Перебор. Знаю, смущаюсь, а все равно жажду, жажду. Ненаедный, ненасытный, невразумленный. Хотелось бы, очень хотелось перевоплотиться в пчелу или муравья и перезимовать эту уже сколько лет длящуюся зиму, вне срока и без причины наступившее обледенение наших душ в улье или муравейнике. А по весне, когда вспенится цветом яблоня или груша, изломать свои пчелиные крыльца в розовом безумии обновления, насытиться нектаром жизни Адамова вечного дерева, породниться, слиться воедино со всем сущим. Может, из меня получилось бы лучшее дерево, нежели человек.
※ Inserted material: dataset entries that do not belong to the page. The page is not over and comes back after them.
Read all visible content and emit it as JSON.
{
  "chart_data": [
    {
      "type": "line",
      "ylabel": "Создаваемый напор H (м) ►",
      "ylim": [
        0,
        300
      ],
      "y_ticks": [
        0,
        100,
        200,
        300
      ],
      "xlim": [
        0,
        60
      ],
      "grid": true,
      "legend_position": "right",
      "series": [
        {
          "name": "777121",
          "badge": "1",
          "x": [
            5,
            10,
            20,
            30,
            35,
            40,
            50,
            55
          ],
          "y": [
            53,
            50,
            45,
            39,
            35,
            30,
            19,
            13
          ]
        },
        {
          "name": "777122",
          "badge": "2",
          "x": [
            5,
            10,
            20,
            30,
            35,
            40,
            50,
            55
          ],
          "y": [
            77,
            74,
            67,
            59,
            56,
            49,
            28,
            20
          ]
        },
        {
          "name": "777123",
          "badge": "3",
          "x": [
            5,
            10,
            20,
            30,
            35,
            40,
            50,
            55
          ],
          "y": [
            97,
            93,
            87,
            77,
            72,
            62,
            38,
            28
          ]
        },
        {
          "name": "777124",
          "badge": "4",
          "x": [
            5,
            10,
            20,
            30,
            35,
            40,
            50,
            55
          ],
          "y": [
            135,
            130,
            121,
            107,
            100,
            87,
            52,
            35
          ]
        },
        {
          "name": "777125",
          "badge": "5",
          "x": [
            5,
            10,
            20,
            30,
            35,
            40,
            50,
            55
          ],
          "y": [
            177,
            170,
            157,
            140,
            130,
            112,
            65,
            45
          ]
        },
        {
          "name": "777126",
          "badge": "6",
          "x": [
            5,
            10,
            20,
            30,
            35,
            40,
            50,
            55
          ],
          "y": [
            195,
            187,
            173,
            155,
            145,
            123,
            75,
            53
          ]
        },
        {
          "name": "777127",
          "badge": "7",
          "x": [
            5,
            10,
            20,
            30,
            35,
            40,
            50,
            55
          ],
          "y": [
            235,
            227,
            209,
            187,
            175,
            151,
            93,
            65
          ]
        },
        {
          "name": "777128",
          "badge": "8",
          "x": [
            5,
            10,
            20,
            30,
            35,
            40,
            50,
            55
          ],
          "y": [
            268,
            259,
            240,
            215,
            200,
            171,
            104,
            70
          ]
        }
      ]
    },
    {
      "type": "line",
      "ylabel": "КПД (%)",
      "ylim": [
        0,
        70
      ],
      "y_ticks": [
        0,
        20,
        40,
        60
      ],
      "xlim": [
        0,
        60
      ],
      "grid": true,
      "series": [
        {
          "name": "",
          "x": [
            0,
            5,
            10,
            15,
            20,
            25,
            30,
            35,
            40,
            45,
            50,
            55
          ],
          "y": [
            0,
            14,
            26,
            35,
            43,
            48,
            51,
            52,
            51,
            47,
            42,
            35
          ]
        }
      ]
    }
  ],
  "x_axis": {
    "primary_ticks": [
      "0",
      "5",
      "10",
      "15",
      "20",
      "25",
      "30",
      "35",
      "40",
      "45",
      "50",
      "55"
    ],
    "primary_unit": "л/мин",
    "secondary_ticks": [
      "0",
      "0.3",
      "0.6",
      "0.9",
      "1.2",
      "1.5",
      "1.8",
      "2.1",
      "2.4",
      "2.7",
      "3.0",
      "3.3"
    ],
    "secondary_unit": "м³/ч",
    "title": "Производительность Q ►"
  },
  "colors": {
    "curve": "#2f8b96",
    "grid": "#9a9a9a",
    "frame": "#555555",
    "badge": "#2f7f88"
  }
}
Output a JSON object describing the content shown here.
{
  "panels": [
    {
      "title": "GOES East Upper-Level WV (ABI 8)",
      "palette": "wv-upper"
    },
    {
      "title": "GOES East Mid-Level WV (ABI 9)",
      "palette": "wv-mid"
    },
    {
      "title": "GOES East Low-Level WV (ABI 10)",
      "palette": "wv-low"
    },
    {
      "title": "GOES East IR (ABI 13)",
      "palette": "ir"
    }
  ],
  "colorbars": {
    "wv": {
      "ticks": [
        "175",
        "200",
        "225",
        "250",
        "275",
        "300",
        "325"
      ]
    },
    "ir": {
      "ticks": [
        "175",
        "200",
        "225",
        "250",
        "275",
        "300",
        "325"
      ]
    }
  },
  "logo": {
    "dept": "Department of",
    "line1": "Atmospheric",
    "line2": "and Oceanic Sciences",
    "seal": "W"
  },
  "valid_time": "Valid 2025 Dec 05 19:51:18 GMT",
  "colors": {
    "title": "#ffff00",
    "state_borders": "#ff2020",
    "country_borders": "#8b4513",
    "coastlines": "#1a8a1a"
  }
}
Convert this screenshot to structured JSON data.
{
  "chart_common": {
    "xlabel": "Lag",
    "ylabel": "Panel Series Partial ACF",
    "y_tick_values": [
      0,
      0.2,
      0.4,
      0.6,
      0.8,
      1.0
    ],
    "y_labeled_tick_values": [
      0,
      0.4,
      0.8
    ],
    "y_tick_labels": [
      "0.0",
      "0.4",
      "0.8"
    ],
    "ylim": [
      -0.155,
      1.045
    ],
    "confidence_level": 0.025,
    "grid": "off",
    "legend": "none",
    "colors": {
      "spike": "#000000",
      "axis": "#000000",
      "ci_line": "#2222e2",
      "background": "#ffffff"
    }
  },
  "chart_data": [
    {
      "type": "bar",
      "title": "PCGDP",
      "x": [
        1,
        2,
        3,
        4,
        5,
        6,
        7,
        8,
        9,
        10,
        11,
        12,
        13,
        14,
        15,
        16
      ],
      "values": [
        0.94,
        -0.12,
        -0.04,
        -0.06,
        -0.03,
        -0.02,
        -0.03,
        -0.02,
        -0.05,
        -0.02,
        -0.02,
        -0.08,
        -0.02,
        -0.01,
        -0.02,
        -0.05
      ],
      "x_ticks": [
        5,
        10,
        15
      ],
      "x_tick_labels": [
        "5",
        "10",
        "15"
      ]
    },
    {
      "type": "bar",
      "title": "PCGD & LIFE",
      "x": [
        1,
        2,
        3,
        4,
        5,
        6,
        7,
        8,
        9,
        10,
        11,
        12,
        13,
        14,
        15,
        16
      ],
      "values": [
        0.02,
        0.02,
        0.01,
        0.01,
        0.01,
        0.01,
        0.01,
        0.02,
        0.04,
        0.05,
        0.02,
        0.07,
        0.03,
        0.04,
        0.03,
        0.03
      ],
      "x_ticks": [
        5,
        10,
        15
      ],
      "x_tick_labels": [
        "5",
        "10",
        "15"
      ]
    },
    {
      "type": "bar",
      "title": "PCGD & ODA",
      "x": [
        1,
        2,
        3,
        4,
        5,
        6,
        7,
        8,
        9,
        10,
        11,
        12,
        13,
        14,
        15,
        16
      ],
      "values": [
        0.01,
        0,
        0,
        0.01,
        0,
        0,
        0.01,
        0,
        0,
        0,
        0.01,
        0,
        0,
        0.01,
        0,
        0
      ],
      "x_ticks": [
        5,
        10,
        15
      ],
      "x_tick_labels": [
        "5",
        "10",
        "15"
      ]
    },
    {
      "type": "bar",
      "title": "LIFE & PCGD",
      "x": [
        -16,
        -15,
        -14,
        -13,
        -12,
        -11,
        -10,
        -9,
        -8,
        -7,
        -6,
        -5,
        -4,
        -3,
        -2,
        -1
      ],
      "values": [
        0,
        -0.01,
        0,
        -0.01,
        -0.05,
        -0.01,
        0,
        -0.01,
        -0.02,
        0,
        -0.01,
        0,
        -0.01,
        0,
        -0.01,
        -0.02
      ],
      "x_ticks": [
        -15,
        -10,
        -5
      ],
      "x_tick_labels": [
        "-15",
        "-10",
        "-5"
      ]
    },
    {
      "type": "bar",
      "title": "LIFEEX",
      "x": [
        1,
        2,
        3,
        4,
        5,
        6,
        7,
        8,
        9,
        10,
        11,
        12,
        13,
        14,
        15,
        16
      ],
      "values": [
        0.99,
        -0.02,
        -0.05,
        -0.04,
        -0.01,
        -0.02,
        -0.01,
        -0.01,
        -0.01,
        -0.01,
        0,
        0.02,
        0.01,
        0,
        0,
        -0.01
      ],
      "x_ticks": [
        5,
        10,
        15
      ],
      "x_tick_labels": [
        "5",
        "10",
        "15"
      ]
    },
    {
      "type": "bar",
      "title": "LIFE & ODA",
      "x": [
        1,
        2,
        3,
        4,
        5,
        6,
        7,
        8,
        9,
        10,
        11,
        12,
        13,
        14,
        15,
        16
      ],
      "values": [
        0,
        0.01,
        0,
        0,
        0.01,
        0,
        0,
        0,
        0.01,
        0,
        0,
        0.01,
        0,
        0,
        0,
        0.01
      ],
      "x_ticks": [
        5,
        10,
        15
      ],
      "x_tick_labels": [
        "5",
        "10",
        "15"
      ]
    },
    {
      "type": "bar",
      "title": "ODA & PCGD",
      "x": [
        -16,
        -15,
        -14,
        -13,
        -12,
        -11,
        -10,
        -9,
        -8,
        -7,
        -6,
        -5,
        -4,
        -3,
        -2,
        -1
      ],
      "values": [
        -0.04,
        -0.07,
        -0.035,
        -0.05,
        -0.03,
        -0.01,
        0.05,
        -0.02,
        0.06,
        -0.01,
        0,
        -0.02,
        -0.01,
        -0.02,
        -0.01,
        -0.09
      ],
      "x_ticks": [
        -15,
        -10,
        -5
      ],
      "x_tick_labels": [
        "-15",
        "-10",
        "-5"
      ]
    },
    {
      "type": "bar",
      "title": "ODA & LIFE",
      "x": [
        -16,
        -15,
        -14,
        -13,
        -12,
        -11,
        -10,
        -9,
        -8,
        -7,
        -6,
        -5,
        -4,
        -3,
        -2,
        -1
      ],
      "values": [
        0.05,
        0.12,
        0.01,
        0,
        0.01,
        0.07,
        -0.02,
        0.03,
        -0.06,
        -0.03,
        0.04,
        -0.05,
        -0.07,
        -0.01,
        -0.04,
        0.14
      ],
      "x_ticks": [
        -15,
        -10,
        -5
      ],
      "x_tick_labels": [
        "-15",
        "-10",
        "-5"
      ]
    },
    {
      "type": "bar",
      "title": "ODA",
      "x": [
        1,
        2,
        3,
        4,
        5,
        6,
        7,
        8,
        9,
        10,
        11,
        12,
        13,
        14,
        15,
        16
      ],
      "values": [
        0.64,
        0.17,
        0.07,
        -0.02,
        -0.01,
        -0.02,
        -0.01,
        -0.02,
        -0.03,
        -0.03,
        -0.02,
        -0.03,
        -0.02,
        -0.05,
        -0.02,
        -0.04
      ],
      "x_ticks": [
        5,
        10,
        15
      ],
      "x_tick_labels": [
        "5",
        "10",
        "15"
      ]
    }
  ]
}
Есть, есть у меня потребность быть и деревом. Влюблен, зачарован дубом. Особенно на исходе дня, посередине лета, возле реки. Когда засыпает ветер и мягчеет солнце. Тогда дуб словно испускает из брони своей вековой коры и луба душу и становится таким доступно человеческим. Я припадаю к его корявому, покоробленному, а где так и покалеченному молнией туловищу и слушаю, слушаю речь, жалобу и веселье вечности и ядра земного. Ведь есть дубы, которым под тысячу уже лет. И совсем не дерево то, а сама вселенная. От корней до макушки на каждом метре своя особая планета. Не всякая хата может похвалиться этим. Не все то хата, что из трубы дым пускает, как не каждый то человек, что способен только мусорить, коптить небо и в воде пускать пузыри.